Twitter algorithms
July 2, 2017
These are my rules for making Twitter more useful.
My goal, on Twitter, is a combination of finding fun and interesting stuff and to expose myself to (certain) other points of view. At work we have training on bias, unconscious and otherwise, and on techniques for reducing it and countering it. One of the instructors mentioned that you can’t just wish unconscious bias away; apparently repeated exposure to normalizing examples is required, but it takes time (this is yet another disturbing/annoying way that our brains resemble neural nets for machine learning; in this light, unconscious bias is just the result of a lifelong biased training set.)
So as a rule, by default, if I see a post from an interesting woman, interesting PoC, interesting LGBTQIA person, I try to be a little more receptive to pushing the follow button. Lately I’ve decided, if it’s someone from another country I don’t necessarily hear from, that ought to count, too.

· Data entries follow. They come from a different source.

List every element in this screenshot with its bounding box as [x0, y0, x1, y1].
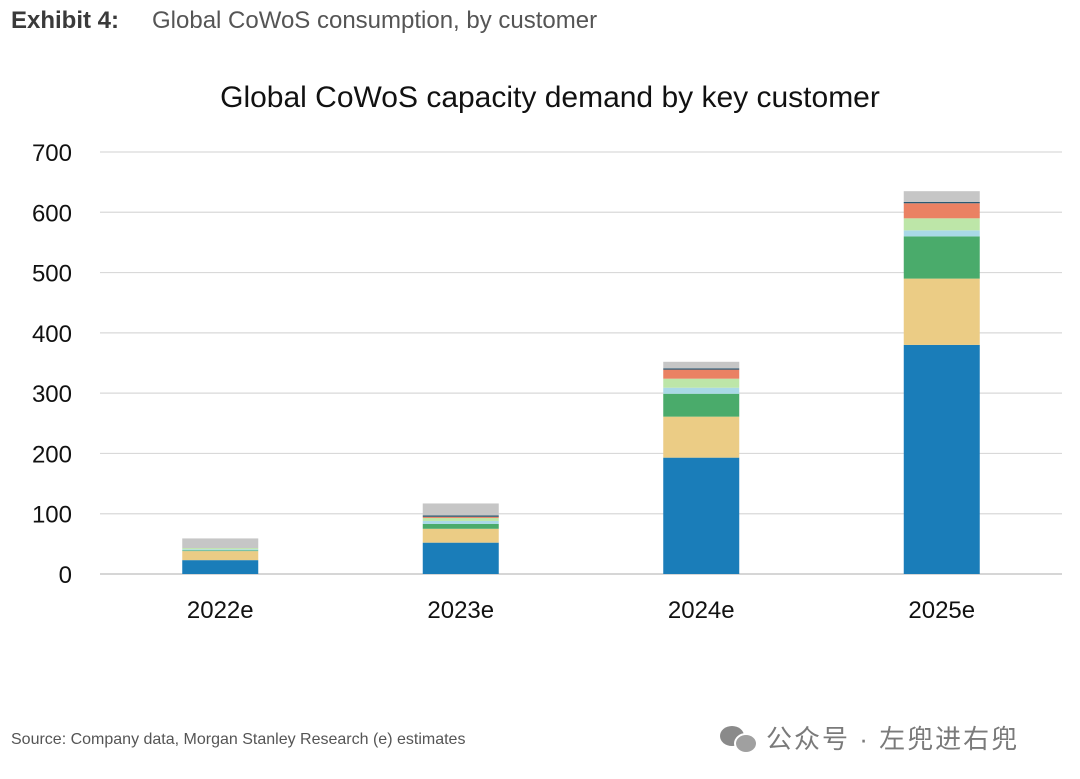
x-tick-label: 2024e	[668, 597, 735, 624]
exhibit-title: Global CoWoS consumption, by customer	[152, 7, 598, 34]
bar-segment-xilinx	[663, 387, 740, 394]
bar-segment-xilinx	[422, 520, 499, 524]
bar-segment-marvell	[903, 203, 980, 219]
source-note: Source: Company data, Morgan Stanley Res…	[11, 731, 466, 748]
exhibit-label: Exhibit 4:	[11, 7, 120, 34]
bar-segment-aws-alchip	[663, 378, 740, 388]
bar-segment-aws-alchip	[422, 517, 499, 521]
y-tick-label: 200	[32, 441, 72, 468]
bar-segment-amd	[903, 236, 980, 279]
bar-segment-broadcom	[422, 528, 499, 543]
bar-segment-aws-alchip	[903, 218, 980, 231]
bars	[182, 191, 980, 574]
legend-label-broadcom: Broadcom	[204, 658, 318, 660]
legend-label-xilinx: Xilinx	[448, 658, 508, 660]
y-tick-label: 0	[59, 562, 72, 589]
bar-segment-amd	[182, 550, 259, 552]
watermark: 公众号 · 左兜进右兜	[720, 719, 1019, 756]
bar-segment-xilinx	[903, 230, 980, 237]
legend-label-others: Others	[944, 658, 1019, 660]
y-tick-label: 600	[32, 200, 72, 227]
bar-segment-others	[182, 538, 259, 549]
legend: NVIDIA Broadcom AMD Xilinx AWS + Alchip Marve…	[84, 658, 1019, 660]
legend-label-guc: GUC	[852, 658, 908, 660]
bar-segment-guc	[422, 515, 499, 517]
gridlines	[100, 151, 1062, 575]
legend-label-aws-alchip: AWS + Alchip	[544, 658, 695, 660]
chart-title: Global CoWoS capacity demand by key cust…	[220, 81, 880, 114]
bar-segment-others	[903, 191, 980, 203]
bar-segment-amd	[663, 393, 740, 417]
y-tick-label: 400	[32, 321, 72, 348]
y-tick-label: 700	[32, 140, 72, 167]
x-axis-ticks: 2022e 2023e 2024e 2025e	[187, 597, 975, 624]
exhibit-header: Exhibit 4: Global CoWoS consumption, by …	[11, 7, 597, 35]
bar-segment-broadcom	[903, 278, 980, 345]
x-tick-label: 2022e	[187, 597, 254, 624]
y-axis-ticks: 0 100 200 300 400 500 600 700	[32, 140, 72, 589]
bar-segment-broadcom	[182, 551, 259, 561]
bar-segment-amd	[422, 523, 499, 529]
x-tick-label: 2023e	[427, 597, 494, 624]
y-tick-label: 100	[32, 502, 72, 529]
bar-segment-nvidia	[663, 457, 740, 574]
bar-segment-marvell	[663, 369, 740, 379]
bar-segment-others	[422, 503, 499, 516]
bar-segment-marvell	[422, 516, 499, 518]
bar-segment-nvidia	[422, 542, 499, 574]
bar-segment-others	[663, 361, 740, 369]
bar-segment-nvidia	[903, 344, 980, 574]
legend-label-marvell: Marvell	[734, 658, 815, 660]
bar-segment-xilinx	[182, 549, 259, 551]
x-tick-label: 2025e	[908, 597, 975, 624]
watermark-text: 公众号 · 左兜进右兜	[766, 724, 1020, 754]
stacked-bar-chart: Global CoWoS capacity demand by key cust…	[32, 81, 1062, 660]
legend-label-nvidia: NVIDIA	[84, 658, 168, 660]
bar-segment-broadcom	[663, 416, 740, 458]
bar-segment-aws-alchip	[182, 548, 259, 550]
y-tick-label: 500	[32, 261, 72, 288]
wechat-icon	[720, 724, 758, 754]
y-tick-label: 300	[32, 381, 72, 408]
bar-segment-nvidia	[182, 560, 259, 574]
bar-segment-guc	[663, 368, 740, 370]
bar-segment-guc	[903, 202, 980, 204]
legend-label-amd: AMD	[355, 658, 411, 660]
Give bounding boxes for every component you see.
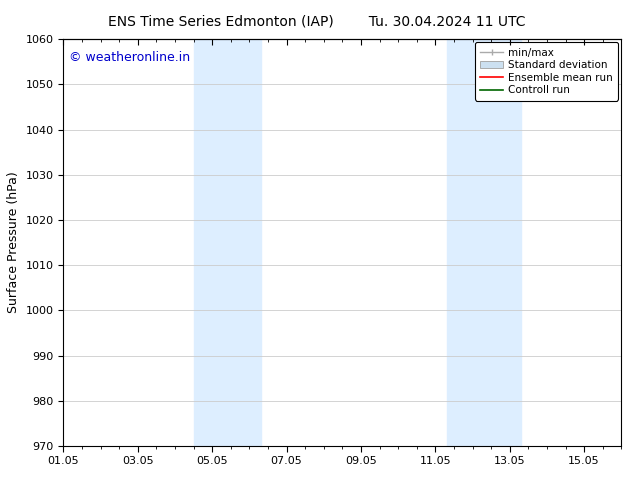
Text: © weatheronline.in: © weatheronline.in bbox=[69, 51, 190, 64]
Text: ENS Time Series Edmonton (IAP)        Tu. 30.04.2024 11 UTC: ENS Time Series Edmonton (IAP) Tu. 30.04… bbox=[108, 15, 526, 29]
Bar bbox=[446, 39, 521, 446]
Bar bbox=[193, 39, 261, 446]
Legend: min/max, Standard deviation, Ensemble mean run, Controll run: min/max, Standard deviation, Ensemble me… bbox=[475, 42, 618, 100]
Y-axis label: Surface Pressure (hPa): Surface Pressure (hPa) bbox=[7, 172, 20, 314]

My subject bias is bikes/transit/housing, tech-especially-security, Boston area, Florida, liberal politics, science, cute animals.
But everywhere you go, especially politics and often science, you find trolls. I can’t even tell if they’re really people, and there’s a lot of them. I won’t learn anything from them, they won’t learn anything from me, it’s annoying to see someone wrong on the internet and not reply, but that’s a total waste of time. I tried blocktogether.org and that worked pretty well once I had imported a couple of lists, but then I heard mention of something called “blockchain”, not the distributed ledger algorithm, but instead a Chrome extension for bulk blocking.
So now, if I’m reading replies to an interesting tweet and I see some especially trolly comment, I visit the troll’s profile, and if it also looks especially trolly, then I select their followers. If I see that several other people I follow also follow the troll, maybe I stop there, I scan a few of the followers to see if they also look slightly troll-aligned (and remember, I’m not sure if these are real people or networks of bots) and if they are, then I click the “Run Block Chain” button and wait. For someone with more than about 10,000 followers, this will eventually error out for some reason, but it does add the ones that it scanned before the error. Twitter block chain is open source so I have a prayer of figuring the bug out if I really cared and fixing it in my copious free time but for now it works well enough and few trolls have that many followers.
Block chain will not block someone you’re already following, but inevitably you’ll pick up someone who you’d follow if you knew about them (@soledadobrien follows 338k accounts, including quite a few trolls). Sooner or later you’ll notice someone you’re following approvingly quote-tweeting someone you’ve blocked (this doesn’t happen that often, but it happens) and when that happens, I look through the block to see who it is, maybe unblock them, maybe follow them (this morning it was @deborahblum).
I’m a little nervous that I’m blocking lots of people I might otherwise follow if I knew about them, but after passing 100k blocked accounts the troll chatter is vastly reduced and that’s a real improvement.
One amusing side-effect is that this method bootstraps itself; once you accumulate a few troll-followers in your block list, you’ll find that any new troll’s followers include quite a few that you’ve already blocked, right now around 50% for me. You can use this to quickly sanity-check whether someone you think might be a troll is likely to be one; if a scan of their followers shows a lot of already-blocked accounts, perhaps the rest are worth blocking as well.
It would be lovely/interesting to do something more nuanced — for example, @deborahblum has 17 followers that I “know”, @soledadobrien has 48 followers I know, that could be a rule for not blocking someone in a followers list. It would be interesting to see how many people on my existing blocklist have more than N “discriminating” (not @soledadobrien) followers that I know, maybe review/unblock/follow some of them. (This smells like a sort of 2-sided pagerank to me.)
Someone might ask “why block, why not mute”? I don’t want to see these people, and I don’t want them to see me. There are other people who are actually harrassed on the internet by networks of trolls; I think this is one way to blunt the effectiveness of those networks.
I use the mute button when someone that I’m following goes off on some tedious unrelated tear and I just don’t want to hear about it for a while. It would be nice if muting had a built-in time limit.